Premium or invite-only cards, particularly those geared toward frequent fliers, may also carry certain insurance coverage, including trip cancellation insurance or reimbursement on lost luggage.
The best cards will also insure rental cars. Nitzsche was able to take advantage of this perk when he got into a fender bender while driving a borrowed vehicle.
“A lot of people don’t even realize when they sign up for the card that they come with those (benefits),” he says. “Consumers should review the credit card agreement or list of benefits provided on the card issuer’s website for the particular card.”
Reasonable rates and fees
Interest rates are generally a bit higher on rewards cards and no one should aim to carry a balance on one anyway. (It could essentially render moot all the points or miles you earn.) But that doesn’t mean potential premium credit card holders should settle for any APR.

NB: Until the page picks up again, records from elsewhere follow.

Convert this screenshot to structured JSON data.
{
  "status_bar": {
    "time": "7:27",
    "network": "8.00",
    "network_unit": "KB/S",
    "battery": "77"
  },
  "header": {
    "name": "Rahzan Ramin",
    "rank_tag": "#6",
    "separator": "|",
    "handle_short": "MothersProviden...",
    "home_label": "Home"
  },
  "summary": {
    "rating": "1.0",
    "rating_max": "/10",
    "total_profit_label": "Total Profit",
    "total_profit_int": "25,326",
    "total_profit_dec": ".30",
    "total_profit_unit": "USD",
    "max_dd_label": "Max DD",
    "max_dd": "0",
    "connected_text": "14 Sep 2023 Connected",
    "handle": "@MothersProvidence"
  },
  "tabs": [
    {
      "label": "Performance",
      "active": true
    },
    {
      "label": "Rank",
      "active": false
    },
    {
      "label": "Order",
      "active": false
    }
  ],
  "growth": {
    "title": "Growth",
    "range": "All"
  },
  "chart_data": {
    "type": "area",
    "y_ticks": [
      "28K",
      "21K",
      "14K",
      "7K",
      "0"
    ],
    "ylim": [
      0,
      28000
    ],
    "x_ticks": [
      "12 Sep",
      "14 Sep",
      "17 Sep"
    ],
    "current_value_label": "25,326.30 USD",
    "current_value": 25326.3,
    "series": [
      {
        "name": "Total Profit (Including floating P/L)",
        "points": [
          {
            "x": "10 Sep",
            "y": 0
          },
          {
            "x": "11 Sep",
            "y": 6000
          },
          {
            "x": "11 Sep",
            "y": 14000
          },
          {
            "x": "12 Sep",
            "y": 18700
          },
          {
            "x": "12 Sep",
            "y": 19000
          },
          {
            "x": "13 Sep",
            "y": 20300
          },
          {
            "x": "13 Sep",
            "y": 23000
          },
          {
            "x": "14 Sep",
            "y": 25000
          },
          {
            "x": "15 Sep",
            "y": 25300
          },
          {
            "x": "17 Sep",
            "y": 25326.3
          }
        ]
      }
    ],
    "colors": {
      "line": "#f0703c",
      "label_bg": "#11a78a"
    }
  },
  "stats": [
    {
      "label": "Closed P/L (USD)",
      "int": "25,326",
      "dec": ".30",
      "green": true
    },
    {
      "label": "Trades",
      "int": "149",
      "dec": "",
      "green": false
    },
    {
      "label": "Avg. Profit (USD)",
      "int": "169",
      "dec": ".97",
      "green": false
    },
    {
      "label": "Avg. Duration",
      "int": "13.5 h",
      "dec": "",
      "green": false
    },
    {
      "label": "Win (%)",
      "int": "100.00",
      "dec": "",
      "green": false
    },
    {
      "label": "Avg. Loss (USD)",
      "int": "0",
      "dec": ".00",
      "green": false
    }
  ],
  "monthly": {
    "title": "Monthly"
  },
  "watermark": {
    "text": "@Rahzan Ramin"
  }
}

“You need to look at the fees and the interest and make sure it makes sense financially,” says Nitzsche. “If you see an interest rate that is pushing or over 20%, that’s not good.”
Those with near-perfect credit should also look to score an APR on the lower end of whatever range an issuer is quoting.
If you’re offered something on the higher end or even in the middle, “ask them for a better rate,” says Harzog. “Don’t hesitate to use a negotiating strategy if you’re getting a lot of offers.”
Remember, big-time annual fees associated with many of these products may prove worthwhile. (You should conduct a cost-benefit analysis before signing up for the card.) But feel free to ask whether the issuer is willing to waive the charge for the first year.
“(Issuers) really want great customers,” Harzog says. “You’ve got leverage … more leverage than consumers know.”